Bir stajyer mühendis Baykar Hadımköy Tesislerinden teknoloji hırsızlığı yaparken suçüstü yakalandı. Sorgusunda daha önce 4 hard disk çaldığını da itiraf etti.

Elbette yetkililer madalyonun öbür yüzünü aydınlığa kavuşturacaktır.
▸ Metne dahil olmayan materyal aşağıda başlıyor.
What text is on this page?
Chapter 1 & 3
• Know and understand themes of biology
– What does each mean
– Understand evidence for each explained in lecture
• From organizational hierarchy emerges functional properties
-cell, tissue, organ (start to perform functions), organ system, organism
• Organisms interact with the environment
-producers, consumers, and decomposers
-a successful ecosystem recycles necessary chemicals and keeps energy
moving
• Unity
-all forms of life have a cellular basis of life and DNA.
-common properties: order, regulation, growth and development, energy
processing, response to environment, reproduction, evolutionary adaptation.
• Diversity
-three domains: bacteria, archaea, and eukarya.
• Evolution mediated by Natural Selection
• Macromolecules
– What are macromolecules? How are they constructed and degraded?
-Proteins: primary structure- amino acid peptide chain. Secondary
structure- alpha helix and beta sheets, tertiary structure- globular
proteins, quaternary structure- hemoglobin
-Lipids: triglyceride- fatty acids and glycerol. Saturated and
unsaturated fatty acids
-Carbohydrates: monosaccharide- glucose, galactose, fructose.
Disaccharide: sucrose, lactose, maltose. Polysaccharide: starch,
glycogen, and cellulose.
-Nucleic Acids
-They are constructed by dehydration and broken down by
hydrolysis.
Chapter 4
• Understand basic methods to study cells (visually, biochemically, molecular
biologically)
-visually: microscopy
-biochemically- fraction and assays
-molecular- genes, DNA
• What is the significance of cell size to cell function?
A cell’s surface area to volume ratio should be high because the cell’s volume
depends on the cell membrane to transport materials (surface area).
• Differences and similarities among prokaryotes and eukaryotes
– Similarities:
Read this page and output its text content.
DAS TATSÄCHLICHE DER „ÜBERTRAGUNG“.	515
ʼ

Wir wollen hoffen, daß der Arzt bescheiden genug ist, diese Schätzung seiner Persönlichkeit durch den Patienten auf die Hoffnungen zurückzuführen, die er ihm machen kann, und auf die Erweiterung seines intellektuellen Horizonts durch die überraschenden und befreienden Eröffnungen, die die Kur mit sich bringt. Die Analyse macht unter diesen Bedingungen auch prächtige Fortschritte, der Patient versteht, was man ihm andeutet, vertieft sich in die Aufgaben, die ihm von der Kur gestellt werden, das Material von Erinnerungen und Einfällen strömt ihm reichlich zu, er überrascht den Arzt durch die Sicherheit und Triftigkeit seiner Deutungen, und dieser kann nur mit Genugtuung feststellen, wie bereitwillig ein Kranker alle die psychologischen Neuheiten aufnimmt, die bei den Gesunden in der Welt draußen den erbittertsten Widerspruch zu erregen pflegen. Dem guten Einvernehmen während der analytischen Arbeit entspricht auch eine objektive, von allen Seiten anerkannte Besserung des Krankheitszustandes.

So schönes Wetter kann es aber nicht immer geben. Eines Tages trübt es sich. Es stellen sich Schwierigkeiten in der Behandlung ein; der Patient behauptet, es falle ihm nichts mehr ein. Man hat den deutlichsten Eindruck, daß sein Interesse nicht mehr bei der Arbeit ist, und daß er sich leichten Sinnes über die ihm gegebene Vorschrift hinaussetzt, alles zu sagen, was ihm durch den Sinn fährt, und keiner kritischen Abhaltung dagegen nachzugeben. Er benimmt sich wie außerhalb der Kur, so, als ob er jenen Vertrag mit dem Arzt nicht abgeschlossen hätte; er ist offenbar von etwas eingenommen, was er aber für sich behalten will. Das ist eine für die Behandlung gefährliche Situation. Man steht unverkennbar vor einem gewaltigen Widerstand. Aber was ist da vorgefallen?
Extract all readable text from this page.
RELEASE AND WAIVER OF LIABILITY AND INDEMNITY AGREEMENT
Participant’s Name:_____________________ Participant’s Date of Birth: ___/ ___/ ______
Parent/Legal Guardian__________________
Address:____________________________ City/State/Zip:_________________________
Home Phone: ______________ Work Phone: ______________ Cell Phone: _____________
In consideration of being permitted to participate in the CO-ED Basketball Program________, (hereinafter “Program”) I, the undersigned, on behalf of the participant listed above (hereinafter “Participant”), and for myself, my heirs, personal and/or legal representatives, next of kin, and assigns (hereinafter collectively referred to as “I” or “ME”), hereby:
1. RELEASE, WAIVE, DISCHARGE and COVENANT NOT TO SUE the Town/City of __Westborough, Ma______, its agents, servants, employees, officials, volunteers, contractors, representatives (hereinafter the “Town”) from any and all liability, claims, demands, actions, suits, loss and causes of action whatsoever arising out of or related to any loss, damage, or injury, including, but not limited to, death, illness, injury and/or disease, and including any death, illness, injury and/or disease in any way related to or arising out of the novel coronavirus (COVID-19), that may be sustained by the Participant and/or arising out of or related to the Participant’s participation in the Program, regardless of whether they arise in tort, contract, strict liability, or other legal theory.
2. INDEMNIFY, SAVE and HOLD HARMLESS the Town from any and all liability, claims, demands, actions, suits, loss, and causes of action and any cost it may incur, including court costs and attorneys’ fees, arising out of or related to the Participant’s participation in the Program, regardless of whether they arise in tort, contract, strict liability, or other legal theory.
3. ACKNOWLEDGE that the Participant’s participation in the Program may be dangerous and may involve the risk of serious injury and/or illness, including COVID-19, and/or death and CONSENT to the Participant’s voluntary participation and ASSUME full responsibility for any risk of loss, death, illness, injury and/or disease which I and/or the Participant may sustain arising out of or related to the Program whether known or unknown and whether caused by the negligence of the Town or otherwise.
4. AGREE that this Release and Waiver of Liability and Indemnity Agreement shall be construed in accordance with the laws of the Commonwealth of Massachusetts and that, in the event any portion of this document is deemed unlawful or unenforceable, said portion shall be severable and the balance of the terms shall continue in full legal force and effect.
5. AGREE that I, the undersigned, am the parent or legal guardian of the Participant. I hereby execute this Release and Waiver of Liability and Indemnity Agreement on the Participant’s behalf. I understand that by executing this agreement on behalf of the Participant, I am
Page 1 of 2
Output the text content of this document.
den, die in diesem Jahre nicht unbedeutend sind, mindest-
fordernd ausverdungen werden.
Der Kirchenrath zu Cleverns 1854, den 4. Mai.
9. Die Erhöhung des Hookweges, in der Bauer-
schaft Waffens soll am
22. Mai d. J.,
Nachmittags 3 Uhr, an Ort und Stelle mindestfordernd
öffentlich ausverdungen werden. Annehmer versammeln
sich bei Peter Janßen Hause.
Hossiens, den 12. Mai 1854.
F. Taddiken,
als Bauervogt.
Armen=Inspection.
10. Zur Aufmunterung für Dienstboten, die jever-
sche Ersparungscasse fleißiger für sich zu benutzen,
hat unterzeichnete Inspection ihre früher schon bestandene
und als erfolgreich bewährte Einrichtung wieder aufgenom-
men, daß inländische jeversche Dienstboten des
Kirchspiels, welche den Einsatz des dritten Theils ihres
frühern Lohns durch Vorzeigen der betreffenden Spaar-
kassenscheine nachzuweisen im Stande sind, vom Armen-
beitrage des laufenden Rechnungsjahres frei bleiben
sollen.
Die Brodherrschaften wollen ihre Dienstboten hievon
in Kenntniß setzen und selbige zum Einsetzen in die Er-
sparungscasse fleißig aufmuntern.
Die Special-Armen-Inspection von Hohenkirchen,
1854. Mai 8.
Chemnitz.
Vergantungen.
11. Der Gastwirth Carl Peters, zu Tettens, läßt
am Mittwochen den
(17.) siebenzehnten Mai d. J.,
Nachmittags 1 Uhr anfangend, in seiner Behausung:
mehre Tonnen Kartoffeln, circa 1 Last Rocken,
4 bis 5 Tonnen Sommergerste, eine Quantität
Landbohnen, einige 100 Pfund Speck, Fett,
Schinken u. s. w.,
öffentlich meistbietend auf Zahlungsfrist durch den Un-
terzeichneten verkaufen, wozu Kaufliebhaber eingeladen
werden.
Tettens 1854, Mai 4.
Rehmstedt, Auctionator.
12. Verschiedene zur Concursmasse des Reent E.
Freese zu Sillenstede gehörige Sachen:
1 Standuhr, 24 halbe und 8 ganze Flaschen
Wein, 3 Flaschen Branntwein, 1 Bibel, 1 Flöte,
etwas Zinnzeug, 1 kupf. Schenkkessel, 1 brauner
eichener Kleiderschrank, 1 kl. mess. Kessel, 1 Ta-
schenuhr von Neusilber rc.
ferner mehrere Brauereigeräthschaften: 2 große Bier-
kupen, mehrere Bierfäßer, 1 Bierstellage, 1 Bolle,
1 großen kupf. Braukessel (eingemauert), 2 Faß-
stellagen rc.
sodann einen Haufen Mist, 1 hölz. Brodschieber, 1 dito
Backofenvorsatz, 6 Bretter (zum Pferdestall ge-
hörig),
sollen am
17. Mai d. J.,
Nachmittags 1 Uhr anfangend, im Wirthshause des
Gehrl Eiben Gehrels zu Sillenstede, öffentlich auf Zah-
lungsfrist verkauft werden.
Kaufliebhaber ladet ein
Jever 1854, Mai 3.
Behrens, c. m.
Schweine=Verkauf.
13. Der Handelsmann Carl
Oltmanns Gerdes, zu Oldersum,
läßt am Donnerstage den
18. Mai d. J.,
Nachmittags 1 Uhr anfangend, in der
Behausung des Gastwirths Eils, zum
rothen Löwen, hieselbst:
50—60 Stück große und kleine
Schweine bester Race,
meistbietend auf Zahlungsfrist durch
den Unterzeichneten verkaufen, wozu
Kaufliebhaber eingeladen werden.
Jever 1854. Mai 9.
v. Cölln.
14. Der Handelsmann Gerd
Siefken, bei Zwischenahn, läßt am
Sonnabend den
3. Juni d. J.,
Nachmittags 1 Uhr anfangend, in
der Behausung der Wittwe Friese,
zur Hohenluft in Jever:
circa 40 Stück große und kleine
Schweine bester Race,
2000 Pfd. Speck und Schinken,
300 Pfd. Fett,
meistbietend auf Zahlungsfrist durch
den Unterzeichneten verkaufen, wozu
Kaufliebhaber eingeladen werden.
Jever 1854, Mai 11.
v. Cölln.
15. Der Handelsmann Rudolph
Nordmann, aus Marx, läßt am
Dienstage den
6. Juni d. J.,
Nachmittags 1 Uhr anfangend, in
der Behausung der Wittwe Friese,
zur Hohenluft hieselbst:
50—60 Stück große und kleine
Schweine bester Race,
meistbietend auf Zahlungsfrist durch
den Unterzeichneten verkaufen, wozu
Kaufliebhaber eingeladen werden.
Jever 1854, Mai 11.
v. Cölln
Basit bir hırsızlık olup olmadığını, Baykar Teknoloji’nin çok önemli bilgilerinin bulunduğu hard diskin kimler tarafından sipariş edilip edilmediğini ve savunma sanayii firmalarında başka Casus Mühendisler bulunup bulunmadığını bizden fazla düşünüyor ve tedbirini alıyorlardır.

“Baykar Hadımköy Tesislerinden hard disk çalarken suçüstü yakalanan stajyer mühendis…” haberini ilk izlediğimde aklıma son bir asırdaki hüzünlerimiz geldi.

Türkiye ne zaman bir başarı hikayesine imza atsa, ne zaman bir gelişme kaydetse yolunda taşlar, dikenler, çukurlar buluyor nedense.

Nuri Killigil Paşa, Vecihi Hürkuş, Nuri Demirağ, Şakir Zümre, Devrim Mühendisleri yola serilen bu engellerde harcanmadılar mı?

Bir bilim kadını için bir uçak paramparça edilmedi mi?

Taptaze beyinler, gencecik mühendisler birbiri ardı sıra intihar ve kaza süsü verilip şehit edilmediler mi?

Dünyanın ilk titreşimli cep telefonunu üreten, dünyanın ilk renkli ekran cep telefonuna imza atan ve dünyanın cep telefonu üreten 9 firmasından birisi olan Aselsan’ın içine sızdırdıkları casusla patent safsatasını tezgahlayıp Aselsan Cep Telefonlarının üstüne toprak dökmediler mi?

Baykar’da yaşanan casusluk olayı ne ilk ne de son olacak…

Sü uyusa da düşman uyumayacak!

Düşman uyumuyorsa biz de uyumayacağız!

Ve artık MİLLİ DURUŞ göstereceğiz, göstermeliyiz, göstermek zorundayız!

Baykar’daki casus çaldığı bilgileri Perşembe pazarında açtığı tezgahta satmayacaktı! Baykar’daki casusa hard disk çaldıranlar, o bilgileri üniversitelerde derslerde anlatmayacaktı!

Ve Baykar’daki casusu görevlendirilen eller bize çiçek buketleri sunmayacaktı!

Bugün alternatifi olduğu halde kullandığımız her yabancı ürün yeri ve milli üretime değil, bizzat yerli ve milli ruha ihanettir!

İsrail ve Amerika ürünlerini boykottan bahsetmiştik önceki yazılarımızda. Bu boykotu Filistin için yapmayın! Myanmar için yapmayın! Sudan için yapmayın! Doğu Türkistan için yapmayın! YERLİ VE MİLLİ DURUŞ için yapın!

SÜ UYUMAMALI, ÇÜNKÜ DÜŞMAN UYUMUYOR!